How to free the gpu memory of tensor list obtained by all_gather_object api?

Following the example:

>>> # Note: Process group initialization omitted on each rank.
>>> import torch.distributed as dist
>>> # Assumes world_size of 3.
>>> gather_objects = ["foo", 12, {1: 2}] # any picklable object
>>> output = [None for _ in gather_objects]
>>> dist.all_gather_object(output, gather_objects[dist.get_rank()])
>>> output
['foo', 12, {1: 2}]

I used similar way to gather tensors into an output list during the training. These tensors occupied to much gpu memory and made CUDA OOM in the next steps. I tried to use del and torch.cuda.empty_cache(), but the memory is not released. Does it has another way to free the gpu memory?

@roy_zhang could you please show how did you detect that memory was not released?

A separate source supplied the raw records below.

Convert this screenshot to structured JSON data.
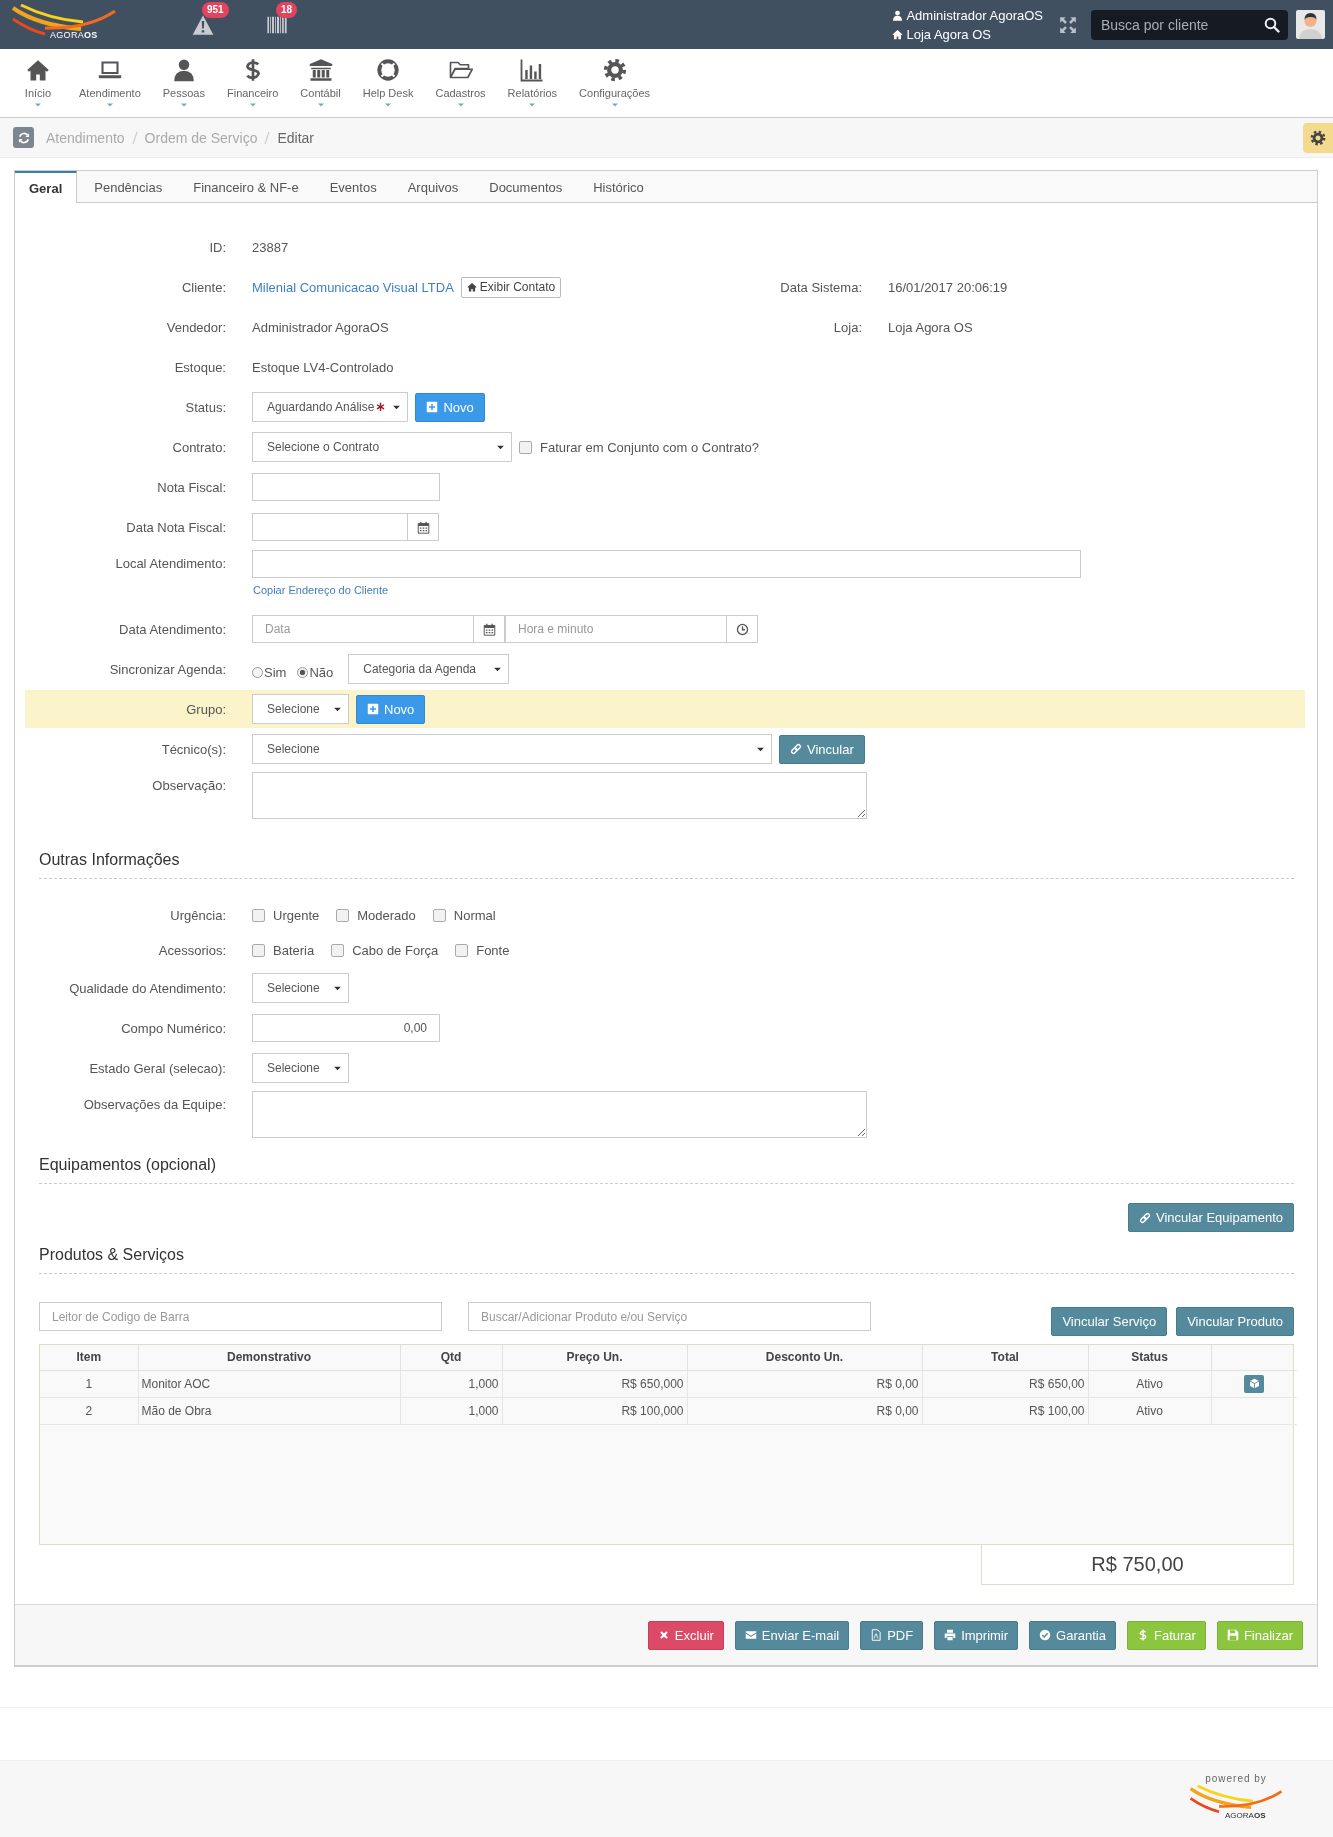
{
  "topbar": {
    "logo_text": "AGORA**OS**",
    "alerts_count": "951",
    "barcode_count": "18",
    "user": "Administrador AgoraOS",
    "store": "Loja Agora OS",
    "search": {
      "placeholder": "Busca por cliente"
    }
  },
  "nav": [
    {
      "label": "Início"
    },
    {
      "label": "Atendimento"
    },
    {
      "label": "Pessoas"
    },
    {
      "label": "Financeiro"
    },
    {
      "label": "Contábil"
    },
    {
      "label": "Help Desk"
    },
    {
      "label": "Cadastros"
    },
    {
      "label": "Relatórios"
    },
    {
      "label": "Configurações"
    }
  ],
  "breadcrumb": [
    "Atendimento",
    "Ordem de Serviço",
    "Editar"
  ],
  "tabs": [
    {
      "label": "Geral",
      "selected": true
    },
    {
      "label": "Pendências",
      "selected": false
    },
    {
      "label": "Financeiro & NF-e",
      "selected": false
    },
    {
      "label": "Eventos",
      "selected": false
    },
    {
      "label": "Arquivos",
      "selected": false
    },
    {
      "label": "Documentos",
      "selected": false
    },
    {
      "label": "Histórico",
      "selected": false
    }
  ],
  "fields": [
    {
      "kind": "text",
      "label": "ID:",
      "value": "23887"
    },
    {
      "kind": "link",
      "label": "Cliente:",
      "value": "Milenial Comunicacao Visual LTDA",
      "button": "Exibir Contato",
      "side_label": "Data Sistema:",
      "side_value": "16/01/2017 20:06:19"
    },
    {
      "kind": "text",
      "label": "Vendedor:",
      "value": "Administrador AgoraOS",
      "side_label": "Loja:",
      "side_value": "Loja Agora OS"
    },
    {
      "kind": "text",
      "label": "Estoque:",
      "value": "Estoque LV4-Controlado"
    },
    {
      "kind": "status",
      "label": "Status:",
      "value": "Aguardando Análise",
      "required": true,
      "button": "Novo"
    },
    {
      "kind": "contract",
      "label": "Contrato:",
      "value": "Selecione o Contrato",
      "checkbox": {
        "label": "Faturar em Conjunto com o Contrato?",
        "checked": false
      }
    },
    {
      "kind": "input",
      "label": "Nota Fiscal:"
    },
    {
      "kind": "date",
      "label": "Data Nota Fiscal:"
    },
    {
      "kind": "address",
      "label": "Local Atendimento:",
      "link": "Copiar Endereço do Cliente"
    },
    {
      "kind": "datetime",
      "label": "Data Atendimento:",
      "date_placeholder": "Data",
      "time_placeholder": "Hora e minuto"
    },
    {
      "kind": "sync",
      "label": "Sincronizar Agenda:",
      "options": [
        {
          "label": "Sim",
          "selected": false
        },
        {
          "label": "Não",
          "selected": true
        }
      ],
      "value": "Categoria da Agenda"
    },
    {
      "kind": "group",
      "label": "Grupo:",
      "value": "Selecione",
      "button": "Novo"
    },
    {
      "kind": "technicians",
      "label": "Técnico(s):",
      "value": "Selecione",
      "button": "Vincular"
    },
    {
      "kind": "textarea",
      "label": "Observação:"
    }
  ],
  "other_info": {
    "title": "Outras Informações",
    "fields": [
      {
        "kind": "checks",
        "label": "Urgência:",
        "options": [
          {
            "label": "Urgente",
            "checked": false
          },
          {
            "label": "Moderado",
            "checked": false
          },
          {
            "label": "Normal",
            "checked": false
          }
        ]
      },
      {
        "kind": "checks",
        "label": "Acessorios:",
        "options": [
          {
            "label": "Bateria",
            "checked": false
          },
          {
            "label": "Cabo de Força",
            "checked": false
          },
          {
            "label": "Fonte",
            "checked": false
          }
        ]
      },
      {
        "kind": "select",
        "label": "Qualidade do Atendimento:",
        "value": "Selecione"
      },
      {
        "kind": "number",
        "label": "Compo Numérico:",
        "value": "0,00"
      },
      {
        "kind": "select",
        "label": "Estado Geral (selecao):",
        "value": "Selecione"
      },
      {
        "kind": "textarea",
        "label": "Observações da Equipe:"
      }
    ]
  },
  "equipment": {
    "title": "Equipamentos (opcional)",
    "button": "Vincular Equipamento"
  },
  "products": {
    "title": "Produtos & Serviços",
    "barcode_placeholder": "Leitor de Codigo de Barra",
    "search_placeholder": "Buscar/Adicionar Produto e/ou Serviço",
    "buttons": [
      "Vincular Serviço",
      "Vincular Produto"
    ],
    "table": {
      "columns": [
        "Item",
        "Demonstrativo",
        "Qtd",
        "Preço Un.",
        "Desconto Un.",
        "Total",
        "Status"
      ],
      "rows": [
        {
          "cells": [
            "1",
            "Monitor AOC",
            "1,000",
            "R$ 650,000",
            "R$ 0,00",
            "R$ 650,00",
            "Ativo"
          ],
          "action": true
        },
        {
          "cells": [
            "2",
            "Mão de Obra",
            "1,000",
            "R$ 100,000",
            "R$ 0,00",
            "R$ 100,00",
            "Ativo"
          ],
          "action": false
        }
      ]
    },
    "total": "R$ 750,00"
  },
  "actions": [
    {
      "label": "Excluir",
      "kind": "danger"
    },
    {
      "label": "Enviar E-mail",
      "kind": "info"
    },
    {
      "label": "PDF",
      "kind": "info"
    },
    {
      "label": "Imprimir",
      "kind": "info"
    },
    {
      "label": "Garantia",
      "kind": "info"
    },
    {
      "label": "Faturar",
      "kind": "success"
    },
    {
      "label": "Finalizar",
      "kind": "success"
    }
  ],
  "footer": {
    "powered_by": "powered by",
    "logo_text": "AGORA**OS**"
  }
}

I just watch the nvidia-smi. But, this problem is solved, I use all_gather in a complex scenario, the cuda tensor are not actually transfer to the target gpu even the target process could get all tensors, I guess it should be mapping? I am sure that each process creates context in all gpus making the gpu memory increasing. I tried to move tensors on cpu in gather_objects, then it is running…

Hi @roy_zhang ,
What syntax are you using ?
I am facing a similar situation where while gathering different parts of a model state dict, I am getting OOM.
BUT reading the the docs, all_gather needs to have the objects on GPU when using nccl.
My code is : torch.distributed.all_gather_object(full_model, model_state_dict)
so should I just add .cpu() to full_model ?